Wednesday, April 25, 2012
The Interaction With Color Collection was developed from a fall 2011 proposal that I presented to an artist-in-residence program at a regional children’s museum. The proposal was intended to document the social interactions between people and objects from the museum’s toy collection. The transformation of the proposal into the Interaction With Color Collection occurred from my experience of presenting it to the museum’s committee and my own ongoing personal research. The Interaction With Color Collection has evolved from a selective grouping of objects, the children’s museum’s toy collection, to the role color represents within specific types of activities, characteristics of an object, and the human body as an object.
The proposal for the children’s museum consisted of spending a month’s time period studying the toy collection. I proposed to restage selected objects from the collection to visually represent, using the medium of video, the interaction between a person and the importance of color to the toy’s function. An example would be the Rubik’s Cube, which the movement is the varied colored squares. My restaging of this concept of the toy collection would have exhibited the functionality of the toys instead of the main focus on the toy being an object from a certain time period. The children’s museum uses this interpretation for the history of a child’s life. The video presentation of the restaging could have been an addition to the collection for the public to view the toy object in an active form. The museum’s collection tended to be ‘fixed’ within the display cabinets and the proposal did not come to fruition.
My own ‘fieldwork’ with the main focus of color and objects led me beyond my proposal for the children’s museum’s collection. From my ‘fieldwork’ came the understanding that the Interaction With Color concept contained multiple layers of an objects active form. Some examples are color as symbolic meaning in activities such as the traffic light clip, red/ stop and green/ go, symbols to maintain traffic flow. The clip of painting the toe nails, which the body tends to become an object of adornment and representing the body as object. These examples are one of many to how these social interactions are perceived by the public viewer and their social and cultural background influences. The collection presents a broader view of color beyond the singular view of my toy collection proposal.
Sunday, April 15, 2012
This weekend I attended the Material Culture Symposium at Winterthur Museum, Garden & Library in Winterthur, Delaware. The symposium was entitled Material Matters and panel themes consisted of Private Places and Contested Spaces and Consuming New Technologies, to name a few. These themes explored the use of material culture studies (object based research) in an interdisciplinary manner.
While I gained new insight from the cross-disciplinary conversation, the tour at the end of the symposium of the collection was one of my main interests.
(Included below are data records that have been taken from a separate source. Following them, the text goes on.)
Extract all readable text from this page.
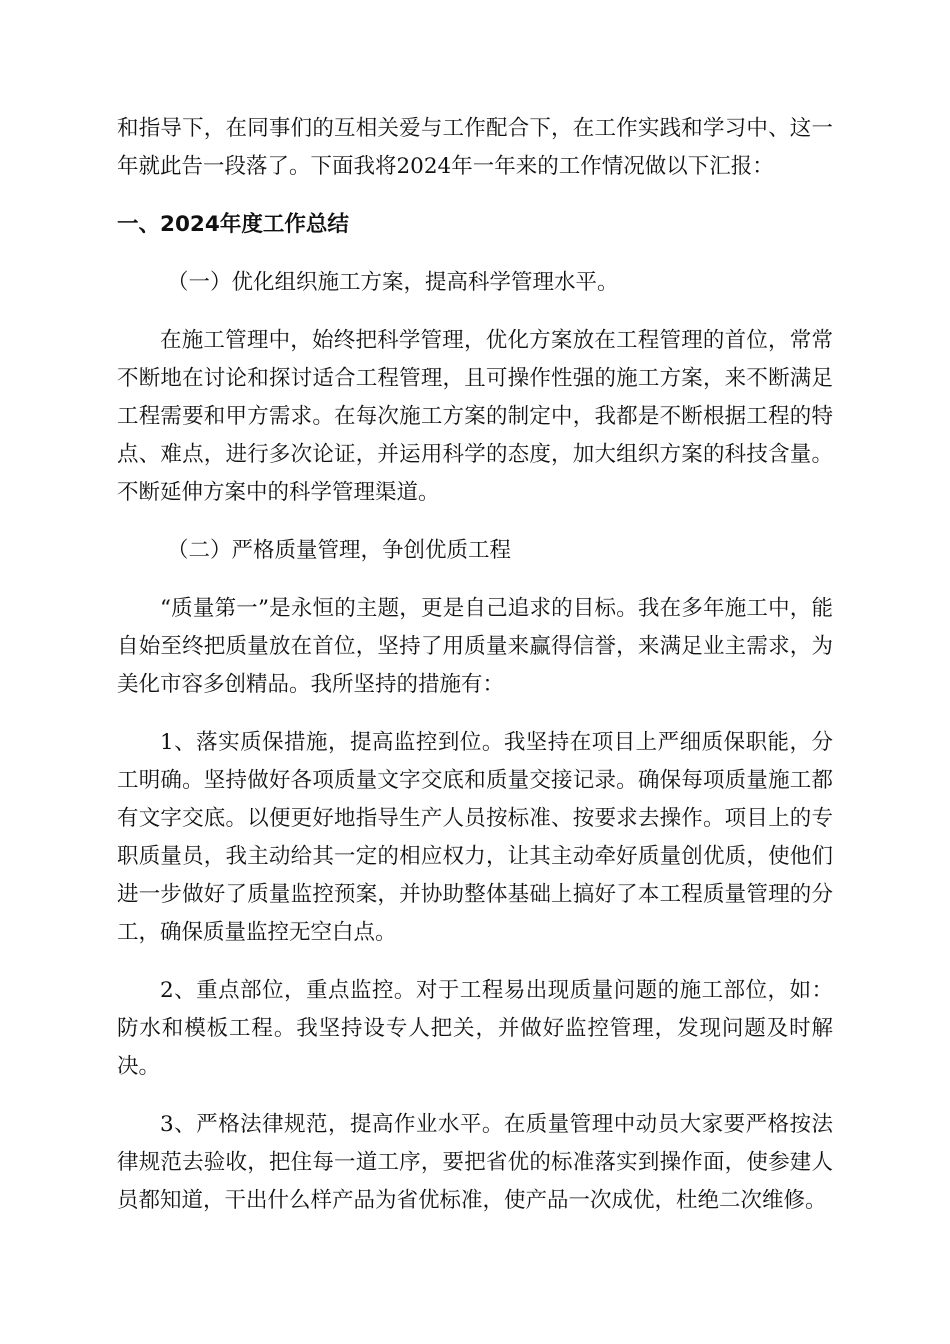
和指导下，在同事们的互相关爱与工作配合下，在工作实践和学习中、这一年就此告一段落了。下面我将2024年一年来的工作情况做以下汇报：

一、2024年度工作总结

（一）优化组织施工方案，提高科学管理水平。

在施工管理中，始终把科学管理，优化方案放在工程管理的首位，常常不断地在讨论和探讨适合工程管理，且可操作性强的施工方案，来不断满足工程需要和甲方需求。在每次施工方案的制定中，我都是不断根据工程的特点、难点，进行多次论证，并运用科学的态度，加大组织方案的科技含量。不断延伸方案中的科学管理渠道。

（二）严格质量管理，争创优质工程

“质量第一”是永恒的主题，更是自己追求的目标。我在多年施工中，能自始至终把质量放在首位，坚持了用质量来赢得信誉，来满足业主需求，为美化市容多创精品。我所坚持的措施有：

1、落实质保措施，提高监控到位。我坚持在项目上严细质保职能，分工明确。坚持做好各项质量文字交底和质量交接记录。确保每项质量施工都有文字交底。以便更好地指导生产人员按标准、按要求去操作。项目上的专职质量员，我主动给其一定的相应权力，让其主动牵好质量创优质，使他们进一步做好了质量监控预案，并协助整体基础上搞好了本工程质量管理的分工，确保质量监控无空白点。

2、重点部位，重点监控。对于工程易出现质量问题的施工部位，如：防水和模板工程。我坚持设专人把关，并做好监控管理，发现问题及时解决。

3、严格法律规范，提高作业水平。在质量管理中动员大家要严格按法律规范去验收，把住每一道工序，要把省优的标准落实到操作面，使参建人员都知道，干出什么样产品为省优标准，使产品一次成优，杜绝二次维修。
Not only did the dialog of the tour revolve around the presentation of the collection, but the du Pont family’s private residence transitions into a museum environment. While Henry Francis du Pont’s expectations of his collection were for educational and inspirational purposes, I would need to do further research to understand his expectations of the collection and how they are perceived in the 21st Century. This research will enable me to develop my collection’s future identity.
Wednesday, April 4, 2012
The recent March 2012 additions for the Screwdriver Collection are updated on the website. Referring back to the last blog post (March 25, 2012) there are two versions of the collection to view on the website, one only contains the new March addition and the other option is to view the Screwdriver Collection in its entirety.
For the element of public access of the collection, I have added two more social media options which are Pinterest and StumbleUpon. This offers several social media options for the public to keep updated on the recent additions.
For now, I have been using Facebook’s “ask a question” feature to incorporate some interaction with the people who follow the collection with this social media. The questions have revolved mostly around the Coupon Collection and estimating the next monthly tally. For the Screwdriver Collection I asked in regards to the clips from the March additions “Which clip did you relate to using the screwdriver in that manner?” This question or poll option fulfills a possibility for the collection to offer some interaction with the participant’s experience in the intangible public domain (the internet).